The proposed Duke Energy Corp.-Piedmont Natural Gas Inc. tie-up is nearing final regulatory approval in North Carolina after the companies and the state’s consumer advocate agency, the Public Staff, submitted a proposed order last week approving the transaction.

The next step will be for the North Carolina Utilities Commission to review and rule on the proposed order, which would clear the way for the two Charlotte, NC-based utilities to complete their merger.

“This is another key step forward for the merger,” said Duke spokesman Dave Scanzoni, who noted that approval in North Carolina represents the last major procedural hurdle for the Duke-Piedmont tie-up.

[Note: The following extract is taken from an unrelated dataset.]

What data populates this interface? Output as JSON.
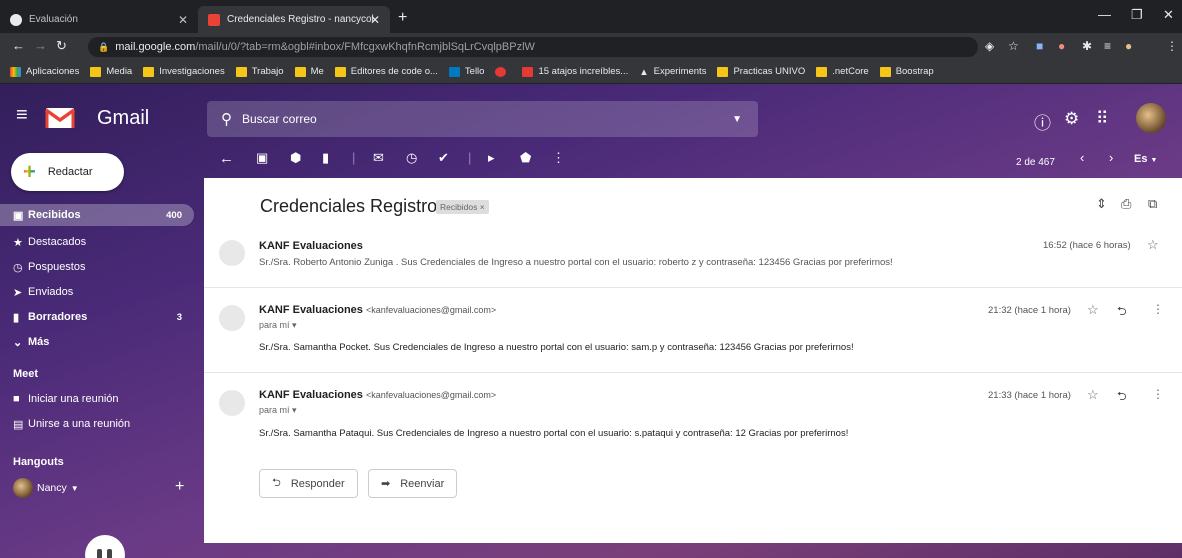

The deal has already received approval from the Federal Trade Commission, Tennessee regulators and Piedmont’s shareholders, he said.

Duke is still looking to close the acquisition on or before the end of 2016, Scanzoni said.

Last October, Duke announced its plans to pay out $4.9 billion to acquire neighboring Piedmont, a move that would give Duke “a growing natural gas platform” (see Daily GPI, Oct. 26, 2015).

Under the deal, Piedmont would retain its name but become a wholly-owned subsidiary of Duke.

Duke CEO Lynn Good has pointed to the growing role of gas in the power stack as a benefit of acquiring Piedmont, though analysts have had their doubts about the synergy of the utilities’ respective operations (see Daily GPI, March 22).

Duke and Piedmont are both joint venture partners in the Atlantic Coast Pipeline LLC, a proposed Appalachian Basin-to-Southeast takeaway project headed up by Dominion Resources Inc. (see Daily GPI, Nov. 3, 2015).

The Southeast has been a hotbed for incremental natural gas demand growth, driven by coal-to-gas switching among electric generators, a trend examined in detail in NGI’s special report “Southern Exposure: Gas-Fired Generators Rising in the Southeast; But Will Northeast Gas Show Up?”